Литмир - Электронная Библиотека
A
A

— Я замуж, кажется, выхожу, — проговорила она не то смеясь, не то серьезно.

Степан, вроде б как понимая шутки, ткнулся носом в ее мокрое плечо и поцеловал.

— На самом деле! Не сидеть же век у окошечка и тебя поджидать.

Он слышал от сестер, что у Симкиной подружки есть в деревне брат, то ли пастух, то ли конюх, тоже застарелый холостяк. За него, что ли?

— Замерзла ты, ерунду и городишь! — Степан, ежась от холода между лопатками и клацая зубами, потянул Симку обратно в жаркое нутро баньки…

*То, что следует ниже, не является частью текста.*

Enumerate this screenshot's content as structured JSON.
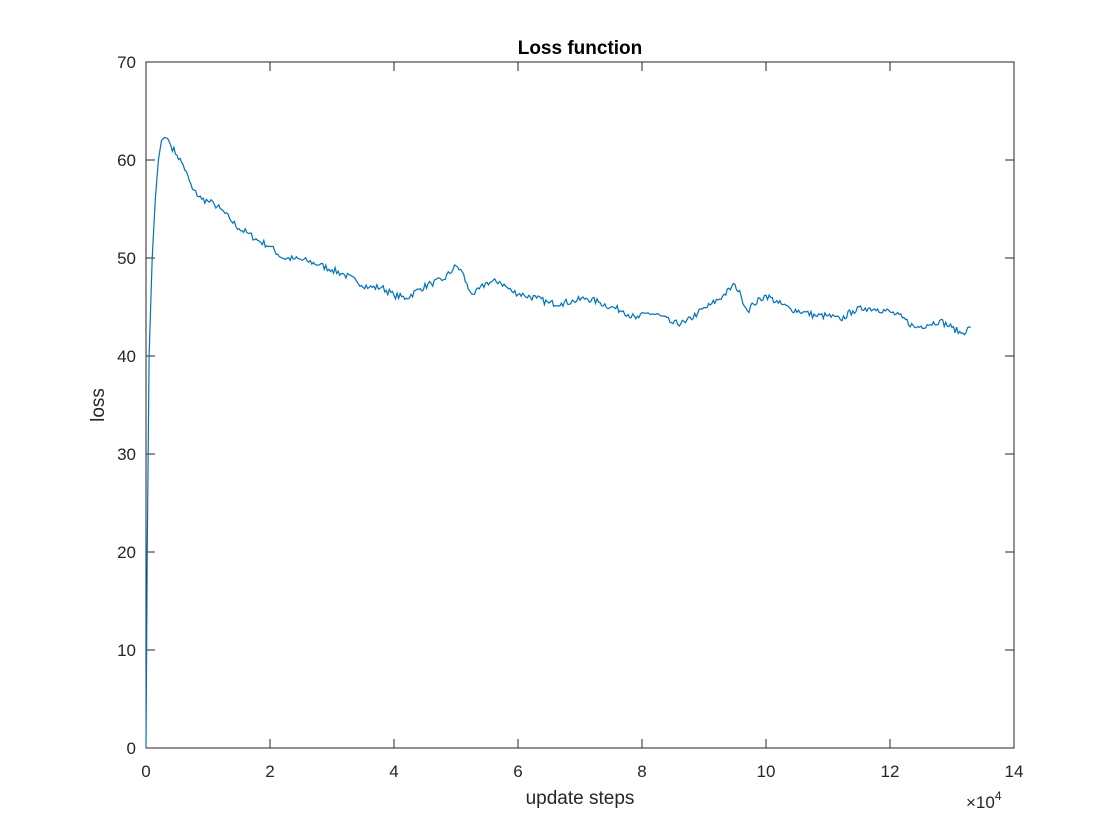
{
  "chart_data": {
    "type": "line",
    "title": "Loss function",
    "xlabel": "update steps",
    "ylabel": "loss",
    "x_multiplier_label": "×10",
    "x_multiplier_exponent": "4",
    "xlim": [
      0,
      14
    ],
    "ylim": [
      0,
      70
    ],
    "x_ticks": [
      "0",
      "2",
      "4",
      "6",
      "8",
      "10",
      "12",
      "14"
    ],
    "y_ticks": [
      "0",
      "10",
      "20",
      "30",
      "40",
      "50",
      "60",
      "70"
    ],
    "x_tick_values": [
      0,
      2,
      4,
      6,
      8,
      10,
      12,
      14
    ],
    "y_tick_values": [
      0,
      10,
      20,
      30,
      40,
      50,
      60,
      70
    ],
    "grid": false,
    "line_color": "#0072BD",
    "series": [
      {
        "x": [
          0,
          0.02,
          0.05,
          0.1,
          0.15,
          0.2,
          0.25,
          0.3,
          0.35,
          0.4,
          0.5,
          0.6,
          0.75,
          0.9,
          1.0,
          1.1,
          1.2,
          1.35,
          1.5,
          1.65,
          1.8,
          2.0,
          2.2,
          2.4,
          2.6,
          2.8,
          3.0,
          3.2,
          3.4,
          3.6,
          3.8,
          4.0,
          4.2,
          4.4,
          4.6,
          4.8,
          5.0,
          5.1,
          5.2,
          5.3,
          5.5,
          5.7,
          5.9,
          6.1,
          6.3,
          6.5,
          6.7,
          6.9,
          7.1,
          7.3,
          7.5,
          7.7,
          7.9,
          8.1,
          8.3,
          8.5,
          8.7,
          8.9,
          9.1,
          9.3,
          9.5,
          9.6,
          9.7,
          9.8,
          10.0,
          10.2,
          10.4,
          10.6,
          10.8,
          11.0,
          11.2,
          11.4,
          11.6,
          11.8,
          12.0,
          12.2,
          12.4,
          12.6,
          12.8,
          13.0,
          13.15,
          13.3
        ],
        "y": [
          0,
          20,
          40,
          50,
          56,
          60,
          62,
          62.3,
          62.2,
          61.5,
          60.5,
          59.5,
          57,
          56,
          55.8,
          55.5,
          55,
          54,
          53,
          52.5,
          51.8,
          51.2,
          50,
          49.9,
          49.7,
          49.3,
          48.8,
          48.3,
          47.6,
          47.0,
          47.0,
          46.2,
          45.9,
          46.8,
          47.4,
          47.8,
          49.2,
          48.6,
          46.8,
          46.3,
          47.5,
          47.6,
          46.6,
          46.2,
          45.9,
          45.4,
          45.4,
          45.6,
          45.9,
          45.5,
          45.0,
          44.6,
          43.8,
          44.4,
          44.1,
          43.3,
          43.4,
          44.4,
          45.2,
          46.1,
          47.3,
          46.1,
          44.6,
          45.3,
          46.2,
          45.4,
          44.8,
          44.5,
          44.1,
          44.1,
          43.7,
          44.6,
          44.9,
          44.8,
          44.5,
          43.9,
          42.9,
          43.2,
          43.6,
          42.9,
          42.3,
          42.9
        ]
      }
    ]
  }
}
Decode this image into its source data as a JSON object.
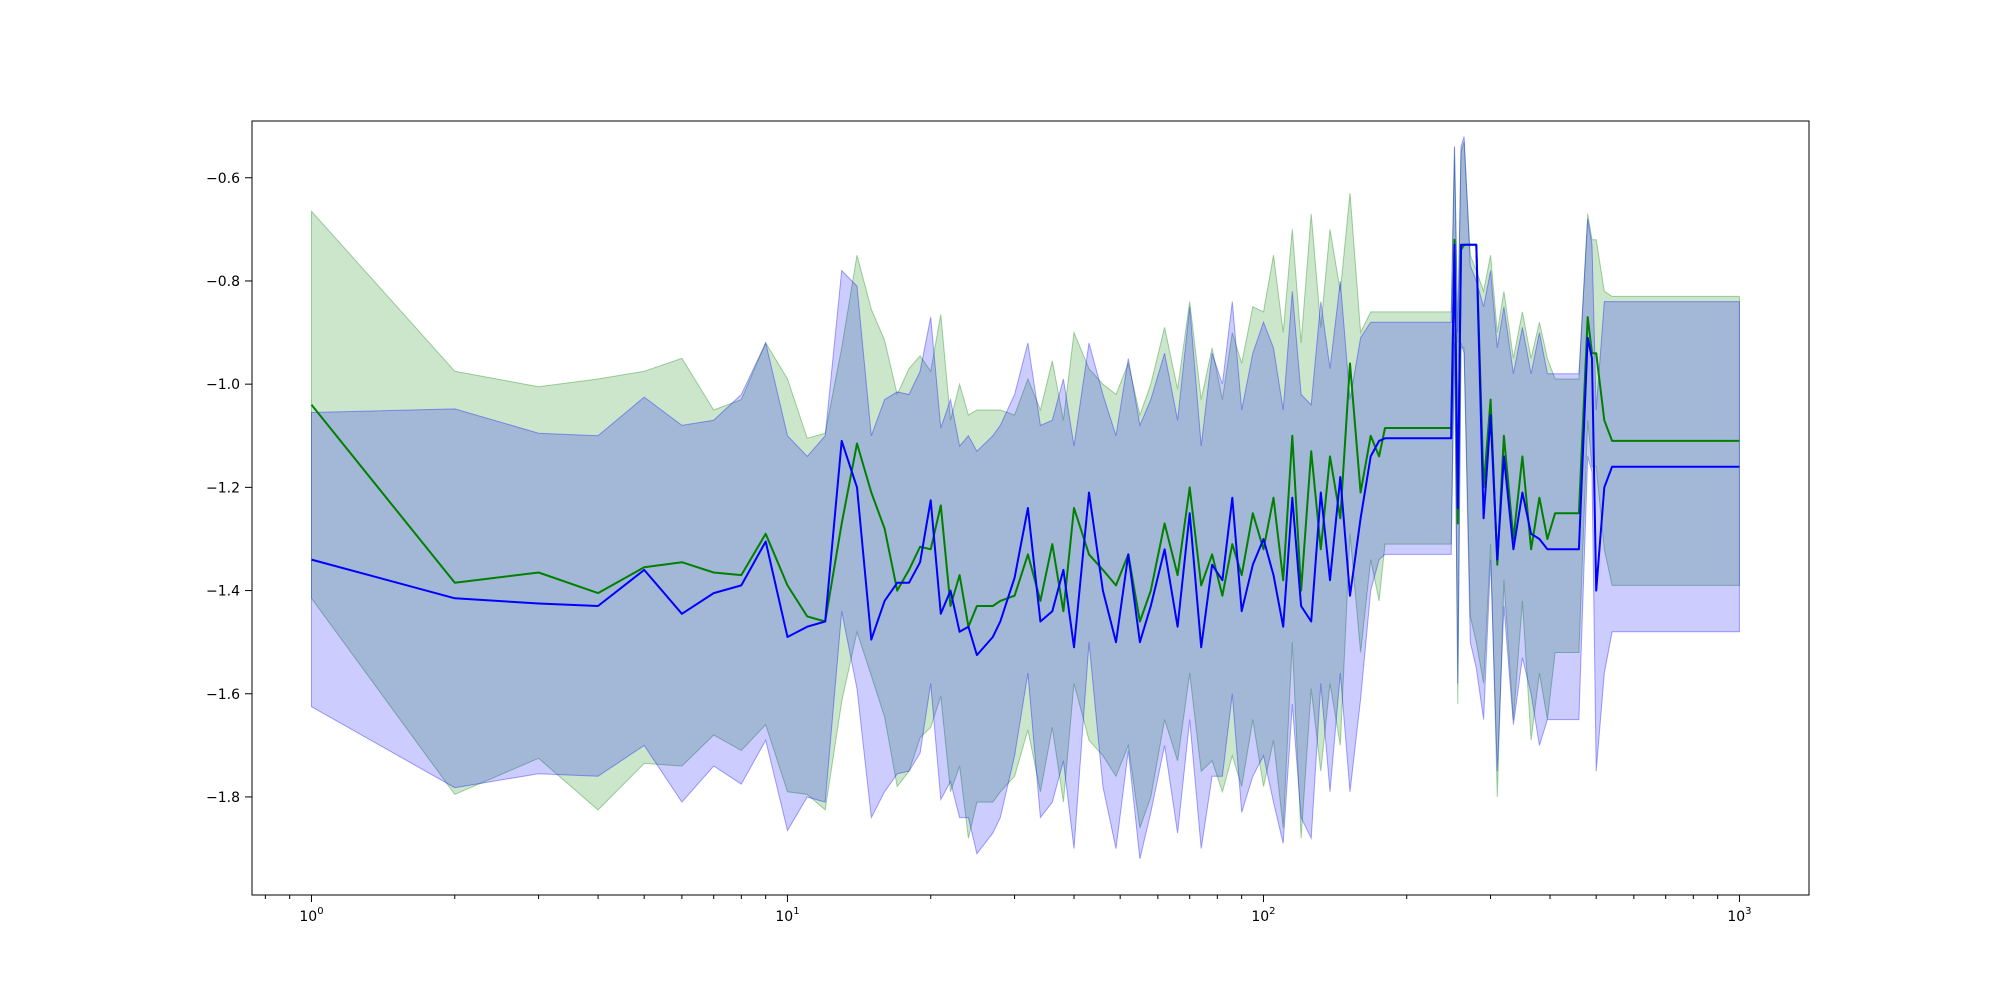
{
  "chart_data": {
    "type": "line",
    "title": "",
    "xlabel": "",
    "ylabel": "",
    "x_scale": "log",
    "xlim": [
      0.75,
      1400
    ],
    "ylim": [
      -1.99,
      -0.49
    ],
    "x_ticks": [
      {
        "value": 1,
        "base": "10",
        "exp": "0"
      },
      {
        "value": 10,
        "base": "10",
        "exp": "1"
      },
      {
        "value": 100,
        "base": "10",
        "exp": "2"
      },
      {
        "value": 1000,
        "base": "10",
        "exp": "3"
      }
    ],
    "y_ticks": [
      {
        "value": -1.8,
        "label": "−1.8"
      },
      {
        "value": -1.6,
        "label": "−1.6"
      },
      {
        "value": -1.4,
        "label": "−1.4"
      },
      {
        "value": -1.2,
        "label": "−1.2"
      },
      {
        "value": -1.0,
        "label": "−1.0"
      },
      {
        "value": -0.8,
        "label": "−0.8"
      },
      {
        "value": -0.6,
        "label": "−0.6"
      }
    ],
    "grid": false,
    "legend": "none",
    "series": [
      {
        "color": "#008000",
        "fill_color": "#008000",
        "fill_opacity": 0.2,
        "x": [
          1,
          2,
          3,
          4,
          5,
          6,
          7,
          8,
          9,
          10,
          11,
          12,
          13,
          14,
          15,
          16,
          17,
          18,
          19,
          20,
          21,
          22,
          23,
          24,
          25,
          27,
          28,
          30,
          32,
          34,
          36,
          38,
          40,
          43,
          46,
          49,
          52,
          55,
          58,
          62,
          66,
          70,
          74,
          78,
          82,
          86,
          90,
          95,
          100,
          105,
          110,
          115,
          120,
          126,
          132,
          138,
          145,
          152,
          160,
          168,
          175,
          180,
          200,
          230,
          248,
          252,
          256,
          260,
          264,
          272,
          280,
          290,
          300,
          310,
          320,
          335,
          350,
          365,
          380,
          395,
          410,
          430,
          460,
          480,
          490,
          500,
          520,
          540,
          560,
          600,
          700,
          800,
          900,
          1000
        ],
        "y": [
          -1.04,
          -1.385,
          -1.365,
          -1.405,
          -1.355,
          -1.345,
          -1.365,
          -1.37,
          -1.29,
          -1.39,
          -1.45,
          -1.46,
          -1.27,
          -1.115,
          -1.21,
          -1.28,
          -1.4,
          -1.36,
          -1.315,
          -1.32,
          -1.235,
          -1.43,
          -1.37,
          -1.47,
          -1.43,
          -1.43,
          -1.42,
          -1.41,
          -1.33,
          -1.42,
          -1.31,
          -1.44,
          -1.24,
          -1.33,
          -1.36,
          -1.39,
          -1.33,
          -1.46,
          -1.4,
          -1.27,
          -1.37,
          -1.2,
          -1.39,
          -1.33,
          -1.41,
          -1.31,
          -1.37,
          -1.25,
          -1.32,
          -1.22,
          -1.38,
          -1.1,
          -1.4,
          -1.13,
          -1.32,
          -1.14,
          -1.26,
          -0.96,
          -1.21,
          -1.1,
          -1.14,
          -1.085,
          -1.085,
          -1.085,
          -1.085,
          -0.72,
          -1.27,
          -0.74,
          -0.73,
          -0.73,
          -0.73,
          -1.2,
          -1.03,
          -1.35,
          -1.1,
          -1.3,
          -1.14,
          -1.32,
          -1.22,
          -1.3,
          -1.25,
          -1.25,
          -1.25,
          -0.87,
          -0.94,
          -0.94,
          -1.07,
          -1.11,
          -1.11,
          -1.11,
          -1.11,
          -1.11,
          -1.11,
          -1.11
        ],
        "y_upper": [
          -0.665,
          -0.975,
          -1.005,
          -0.99,
          -0.975,
          -0.95,
          -1.05,
          -1.03,
          -0.92,
          -0.99,
          -1.105,
          -1.095,
          -0.93,
          -0.75,
          -0.855,
          -0.915,
          -1.02,
          -0.97,
          -0.945,
          -0.975,
          -0.865,
          -1.07,
          -1.0,
          -1.06,
          -1.05,
          -1.05,
          -1.05,
          -1.06,
          -0.99,
          -1.05,
          -0.955,
          -1.07,
          -0.9,
          -0.97,
          -1.0,
          -1.02,
          -0.96,
          -1.06,
          -1.0,
          -0.89,
          -1.01,
          -0.84,
          -1.03,
          -0.93,
          -1.03,
          -0.9,
          -0.96,
          -0.85,
          -0.86,
          -0.75,
          -0.9,
          -0.7,
          -0.92,
          -0.67,
          -0.89,
          -0.7,
          -0.82,
          -0.63,
          -0.9,
          -0.86,
          -0.86,
          -0.86,
          -0.86,
          -0.86,
          -0.86,
          -0.54,
          -0.92,
          -0.55,
          -0.53,
          -0.75,
          -0.78,
          -0.82,
          -0.75,
          -0.9,
          -0.82,
          -0.95,
          -0.86,
          -0.95,
          -0.88,
          -0.95,
          -0.99,
          -0.99,
          -0.99,
          -0.67,
          -0.72,
          -0.72,
          -0.82,
          -0.83,
          -0.83,
          -0.83,
          -0.83,
          -0.83,
          -0.83,
          -0.83
        ],
        "y_lower": [
          -1.415,
          -1.795,
          -1.725,
          -1.825,
          -1.735,
          -1.74,
          -1.68,
          -1.71,
          -1.66,
          -1.79,
          -1.795,
          -1.825,
          -1.615,
          -1.48,
          -1.565,
          -1.645,
          -1.78,
          -1.75,
          -1.685,
          -1.665,
          -1.605,
          -1.79,
          -1.74,
          -1.88,
          -1.81,
          -1.81,
          -1.79,
          -1.76,
          -1.67,
          -1.79,
          -1.665,
          -1.81,
          -1.58,
          -1.69,
          -1.72,
          -1.76,
          -1.7,
          -1.86,
          -1.8,
          -1.65,
          -1.73,
          -1.56,
          -1.75,
          -1.73,
          -1.79,
          -1.72,
          -1.78,
          -1.65,
          -1.78,
          -1.69,
          -1.86,
          -1.5,
          -1.88,
          -1.59,
          -1.75,
          -1.58,
          -1.7,
          -1.29,
          -1.52,
          -1.34,
          -1.42,
          -1.31,
          -1.31,
          -1.31,
          -1.31,
          -0.9,
          -1.62,
          -0.93,
          -0.93,
          -1.45,
          -1.5,
          -1.58,
          -1.31,
          -1.8,
          -1.38,
          -1.65,
          -1.42,
          -1.69,
          -1.56,
          -1.65,
          -1.52,
          -1.52,
          -1.52,
          -1.07,
          -1.16,
          -1.16,
          -1.32,
          -1.39,
          -1.39,
          -1.39,
          -1.39,
          -1.39,
          -1.39,
          -1.39
        ]
      },
      {
        "color": "#0000ff",
        "fill_color": "#0000ff",
        "fill_opacity": 0.2,
        "x": [
          1,
          2,
          3,
          4,
          5,
          6,
          7,
          8,
          9,
          10,
          11,
          12,
          13,
          14,
          15,
          16,
          17,
          18,
          19,
          20,
          21,
          22,
          23,
          24,
          25,
          27,
          28,
          30,
          32,
          34,
          36,
          38,
          40,
          43,
          46,
          49,
          52,
          55,
          58,
          62,
          66,
          70,
          74,
          78,
          82,
          86,
          90,
          95,
          100,
          105,
          110,
          115,
          120,
          126,
          132,
          138,
          145,
          152,
          160,
          168,
          175,
          180,
          200,
          230,
          248,
          252,
          256,
          260,
          264,
          272,
          280,
          290,
          300,
          310,
          320,
          335,
          350,
          365,
          380,
          395,
          410,
          430,
          460,
          480,
          490,
          500,
          520,
          540,
          560,
          600,
          700,
          800,
          900,
          1000
        ],
        "y": [
          -1.34,
          -1.415,
          -1.425,
          -1.43,
          -1.36,
          -1.445,
          -1.405,
          -1.39,
          -1.305,
          -1.49,
          -1.47,
          -1.46,
          -1.11,
          -1.2,
          -1.495,
          -1.42,
          -1.385,
          -1.385,
          -1.345,
          -1.225,
          -1.445,
          -1.4,
          -1.48,
          -1.47,
          -1.525,
          -1.49,
          -1.46,
          -1.375,
          -1.24,
          -1.46,
          -1.44,
          -1.36,
          -1.51,
          -1.21,
          -1.4,
          -1.5,
          -1.33,
          -1.5,
          -1.43,
          -1.32,
          -1.47,
          -1.25,
          -1.51,
          -1.35,
          -1.38,
          -1.22,
          -1.44,
          -1.35,
          -1.3,
          -1.37,
          -1.47,
          -1.22,
          -1.43,
          -1.46,
          -1.21,
          -1.38,
          -1.18,
          -1.41,
          -1.26,
          -1.14,
          -1.11,
          -1.105,
          -1.105,
          -1.105,
          -1.105,
          -0.73,
          -1.24,
          -0.73,
          -0.73,
          -0.73,
          -0.73,
          -1.26,
          -1.06,
          -1.34,
          -1.14,
          -1.32,
          -1.21,
          -1.29,
          -1.3,
          -1.32,
          -1.32,
          -1.32,
          -1.32,
          -0.91,
          -0.95,
          -1.4,
          -1.2,
          -1.16,
          -1.16,
          -1.16,
          -1.16,
          -1.16,
          -1.16,
          -1.16
        ],
        "y_upper": [
          -1.055,
          -1.048,
          -1.095,
          -1.1,
          -1.025,
          -1.08,
          -1.07,
          -1.02,
          -0.92,
          -1.1,
          -1.14,
          -1.1,
          -0.78,
          -0.81,
          -1.1,
          -1.03,
          -1.015,
          -1.02,
          -0.975,
          -0.87,
          -1.085,
          -1.03,
          -1.12,
          -1.1,
          -1.13,
          -1.1,
          -1.08,
          -1.02,
          -0.92,
          -1.08,
          -1.07,
          -0.99,
          -1.12,
          -0.92,
          -1.02,
          -1.1,
          -0.95,
          -1.08,
          -1.03,
          -0.94,
          -1.07,
          -0.85,
          -1.12,
          -0.94,
          -1.0,
          -0.84,
          -1.05,
          -0.94,
          -0.88,
          -0.93,
          -1.05,
          -0.82,
          -1.02,
          -1.04,
          -0.84,
          -0.97,
          -0.8,
          -1.03,
          -0.91,
          -0.88,
          -0.88,
          -0.88,
          -0.88,
          -0.88,
          -0.88,
          -0.54,
          -0.9,
          -0.54,
          -0.52,
          -0.77,
          -0.8,
          -0.85,
          -0.78,
          -0.93,
          -0.85,
          -0.98,
          -0.89,
          -0.98,
          -0.9,
          -0.98,
          -0.98,
          -0.98,
          -0.98,
          -0.68,
          -0.73,
          -1.05,
          -0.84,
          -0.84,
          -0.84,
          -0.84,
          -0.84,
          -0.84,
          -0.84,
          -0.84
        ],
        "y_lower": [
          -1.625,
          -1.782,
          -1.755,
          -1.76,
          -1.7,
          -1.81,
          -1.74,
          -1.775,
          -1.69,
          -1.865,
          -1.8,
          -1.81,
          -1.44,
          -1.59,
          -1.84,
          -1.79,
          -1.755,
          -1.75,
          -1.715,
          -1.58,
          -1.805,
          -1.77,
          -1.84,
          -1.84,
          -1.91,
          -1.87,
          -1.84,
          -1.72,
          -1.56,
          -1.84,
          -1.81,
          -1.73,
          -1.9,
          -1.5,
          -1.78,
          -1.9,
          -1.71,
          -1.92,
          -1.83,
          -1.7,
          -1.87,
          -1.65,
          -1.9,
          -1.76,
          -1.76,
          -1.6,
          -1.83,
          -1.76,
          -1.72,
          -1.81,
          -1.89,
          -1.62,
          -1.84,
          -1.88,
          -1.58,
          -1.79,
          -1.56,
          -1.79,
          -1.61,
          -1.4,
          -1.34,
          -1.33,
          -1.33,
          -1.33,
          -1.33,
          -0.92,
          -1.58,
          -0.92,
          -0.94,
          -1.5,
          -1.55,
          -1.65,
          -1.34,
          -1.75,
          -1.43,
          -1.66,
          -1.53,
          -1.6,
          -1.7,
          -1.65,
          -1.65,
          -1.65,
          -1.65,
          -1.14,
          -1.17,
          -1.75,
          -1.56,
          -1.48,
          -1.48,
          -1.48,
          -1.48,
          -1.48,
          -1.48,
          -1.48
        ]
      }
    ]
  }
}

Симка и вправду на другой день уехала в деревню и запропала так запропала… Степан порывался туда съездить да не решился: скверно, назовешься братом, а на уме другое.

Вот так и дождался ее, когда уж прихватило первым морозцем землю, в реке между хрупких ледяных заберегов стыла темная, будто свинцовая, вода, а из низких серых туч в беспросветном небе сыпала часто снежная крупка. От Симки остро пахло деревней: скотним двором, печным чадом, кислой шерстью. И говорила она теперь только об корове, об овцах, о том, как тяжело обряжать полный двор скотины, таскать от колодца большущие ведра воды; о том, что свекровушка больная и обряжуха неважная, а муженек или сожитель — до свадьбы ли! — денег домой носит мало, но отпустил вот на пару деньков в Городок родню попроведать.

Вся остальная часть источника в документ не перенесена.